Development of Path of Exile 2 has been an adventure for Grinding Gear Games, with several major reworks and redesigns happening since the ambitious free-to-play ARPG sequel’s debut at Exilecon in 2019. Its latest big pivot is a literal game-changer. What started out as a gimmick for a single class has become what feels like the primary way to play for every class—an action-oriented control system, controlled like a top-down shooter on WASD and mouse. Or a gamepad, if that’s your jam.
This more action-style control method was technically unveiled last year. It’s the result of an attempt to make the game’s new mercenary class feel like it was lifted from an action game, with an assortment of fantasy crossbows that serves as analogues to classic shooter weapon archetypes like SMGs and shotguns, able to run and gun at the same time. It worked almost too well. So instead of cutting it back, Grinding Gear upgraded every other class to match.
According to director Jonathan Rogers, this took a lot of time and effort, including massive reworks to a huge number of skill and spell animations to let them play out independent of where your character’s legs are moving.
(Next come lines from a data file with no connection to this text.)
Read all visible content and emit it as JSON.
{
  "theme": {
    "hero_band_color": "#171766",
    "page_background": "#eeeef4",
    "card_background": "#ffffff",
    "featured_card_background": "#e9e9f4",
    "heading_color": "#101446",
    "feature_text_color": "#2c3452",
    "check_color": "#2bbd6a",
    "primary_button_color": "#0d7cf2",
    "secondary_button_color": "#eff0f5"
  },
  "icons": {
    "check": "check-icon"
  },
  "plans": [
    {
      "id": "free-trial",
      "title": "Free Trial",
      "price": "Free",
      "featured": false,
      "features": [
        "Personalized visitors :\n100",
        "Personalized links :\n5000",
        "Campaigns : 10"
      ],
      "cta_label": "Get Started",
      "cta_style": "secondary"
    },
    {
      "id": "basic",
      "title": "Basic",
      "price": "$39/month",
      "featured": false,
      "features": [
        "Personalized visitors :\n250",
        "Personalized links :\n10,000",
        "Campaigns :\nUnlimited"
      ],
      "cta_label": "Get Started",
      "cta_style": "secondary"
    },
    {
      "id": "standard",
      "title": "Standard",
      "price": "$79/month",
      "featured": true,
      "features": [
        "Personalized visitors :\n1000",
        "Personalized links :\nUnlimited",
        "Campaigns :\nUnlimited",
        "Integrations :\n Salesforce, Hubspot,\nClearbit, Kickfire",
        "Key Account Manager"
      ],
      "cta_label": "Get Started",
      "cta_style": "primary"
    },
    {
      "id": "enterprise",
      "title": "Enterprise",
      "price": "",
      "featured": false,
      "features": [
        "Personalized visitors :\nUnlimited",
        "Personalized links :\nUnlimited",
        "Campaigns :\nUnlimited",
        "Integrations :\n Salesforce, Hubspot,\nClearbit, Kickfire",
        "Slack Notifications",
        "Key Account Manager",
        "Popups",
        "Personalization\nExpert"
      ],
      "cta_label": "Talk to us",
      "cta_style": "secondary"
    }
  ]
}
The result is (at least from the few hours I played at a recent event in LA) a game that feels very different from the original Path of Exile. More mobile, more aggressive, and more evasive. At least for ranged classes and spellcasters.
Melee classes haven’t been forgotten either. While most of their attacks lock them into fixed animations that involve planting their legs, shields have been given a complete rework too, letting you assign a block button and giving absolute immunity to any damage from the direction you’re aiming. This can handily interrupt any overextended melee attacks that might otherwise get you smacked in the face by a big angry boss.
Most attacks can be blocked to completely negate damage, although attacks that come from above, below or are just big ‘screw you’ boss special moves (highlighted by an ominous red glow) can still take a big chunk out of your health bar if you’re not also prepared to dodge roll. Blocking too many attacks in a row fills up a small stagger gauge, too, and when it maxes out, your guard will be broken for a brief moment. Less than a second, but enough to get extremely murdered.
In short, Grinding Gear Games had to rework a vast number of game mechanics, add whole new systems, and rebalance the behavior and balance of enemies to support the new changes. While the classic ‘click to move’ combat style of the first game is still an option in PoE2, from what I played of it, it feels like a secondary option now, forcing frantic mouse wiggling to keep moving quickly enough to dodge incoming fire. For those wanting a more old school experience it’s still there, but I can’t see myself playing that way.
With any luck, this will be the final sweeping change to PoE2’s design, as Grinding Gear hope to release it (feature-complete, but tagged as a beta to highlight potential rough edges) “closer to the end of the year” after announcing that it’ll be missing its June 7th release date.